The National Association of Head Teachers (NAHT) is investigating a suspected Islamist plot to oust head teachers at schools in Birmingham and replace them with Muslims, the BBC has revealed.
A letter leaked to the BBC, which details a plan called ‘Operation Trojan Horse’, was allegedly sent from someone in Birmingham to a contact in Bradford.
The letter had apparently been sent to twelve Birmingham schools early in November last year, but had only become public after the NAHT heard, in February, that an extremist group was attempting to engineer the sacking of head teachers who did not agree with Islamic aims.
The letter boasts that up to four schools have already been taken over and more have been set up for a fall, and claims that such methods could be implemented in Bradford to help take over schools.
It claims that Muslim parents at the schools were being used in the fight, and said the most orthodox Muslims, the Salafi, were being ‘enlisted’ to help the cause, by ‘turning parents against the head teacher and the leadership team’.
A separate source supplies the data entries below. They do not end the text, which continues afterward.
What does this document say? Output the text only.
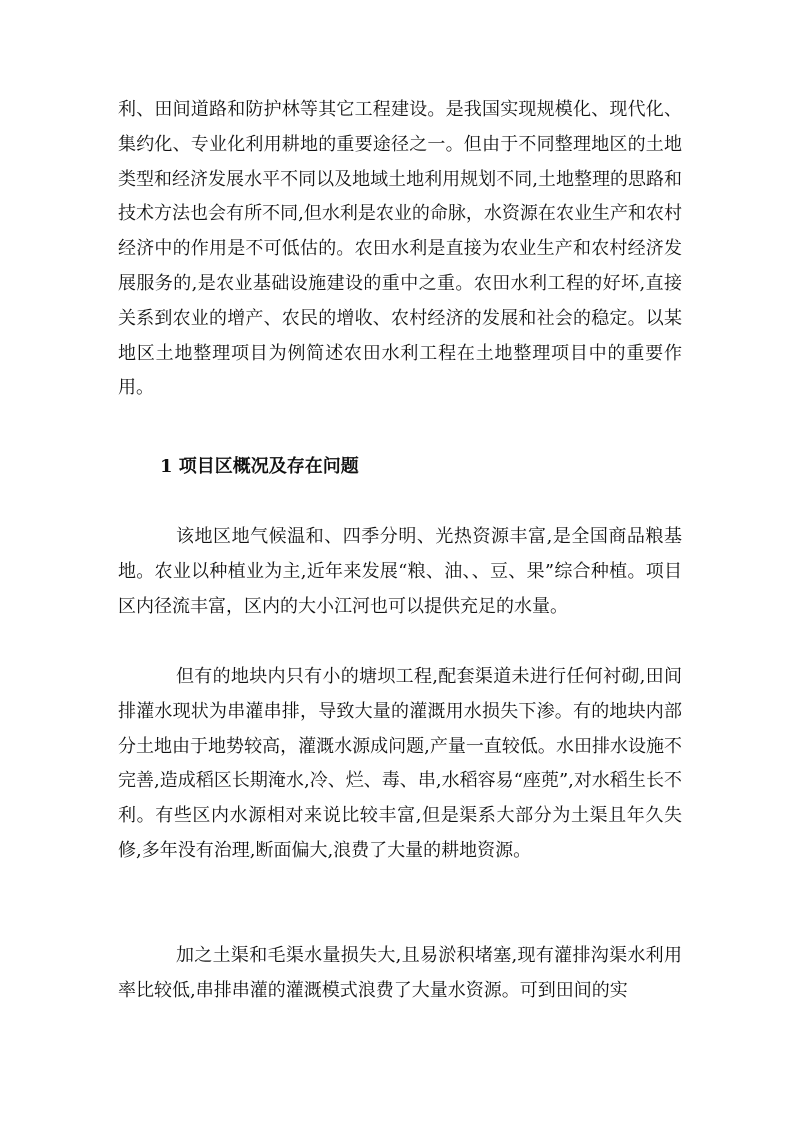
利、田间道路和防护林等其它工程建设。是我国实现规模化、现代化、集约化、专业化利用耕地的重要途径之一。但由于不同整理地区的土地类型和经济发展水平不同以及地域土地利用规划不同,土地整理的思路和技术方法也会有所不同,但水利是农业的命脉，水资源在农业生产和农村经济中的作用是不可低估的。农田水利是直接为农业生产和农村经济发展服务的,是农业基础设施建设的重中之重。农田水利工程的好坏,直接关系到农业的增产、农民的增收、农村经济的发展和社会的稳定。以某地区土地整理项目为例简述农田水利工程在土地整理项目中的重要作用。

1 项目区概况及存在问题

该地区地气候温和、四季分明、光热资源丰富,是全国商品粮基地。农业以种植业为主,近年来发展“粮、油、、豆、果”综合种植。项目区内径流丰富，区内的大小江河也可以提供充足的水量。

但有的地块内只有小的塘坝工程,配套渠道未进行任何衬砌,田间排灌水现状为串灌串排，导致大量的灌溉用水损失下渗。有的地块内部分土地由于地势较高，灌溉水源成问题,产量一直较低。水田排水设施不完善,造成稻区长期淹水,冷、烂、毒、串,水稻容易“座蔸”,对水稻生长不利。有些区内水源相对来说比较丰富,但是渠系大部分为土渠且年久失修,多年没有治理,断面偏大,浪费了大量的耕地资源。

加之土渠和毛渠水量损失大,且易淤积堵塞,现有灌排沟渠水利用率比较低,串排串灌的灌溉模式浪费了大量水资源。可到田间的实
It said parents could ‘be encouraged to turn against the leadership team, if they are told the school is “corrupting their children with sex education, teaching about homosexuals or making their children pray Christian prayers”.’
According to the BBC, the letter said the Birmingham plot centred on the twelve schools identified as being ‘vulnerable’ and subject to measures by the educational watchdog Ofsted, claiming these would be the easiest targets.
However, it is claimed that victories achieved in these soft-target schools could pave the way for an eventual take-over of other schools.
The BBC report said that, in February, the head teachers of the schools met Birmingham City Council to discuss their concerns. It is now understood that the NAHT, the Department of Education and the police are working to investigate the validity of these claims.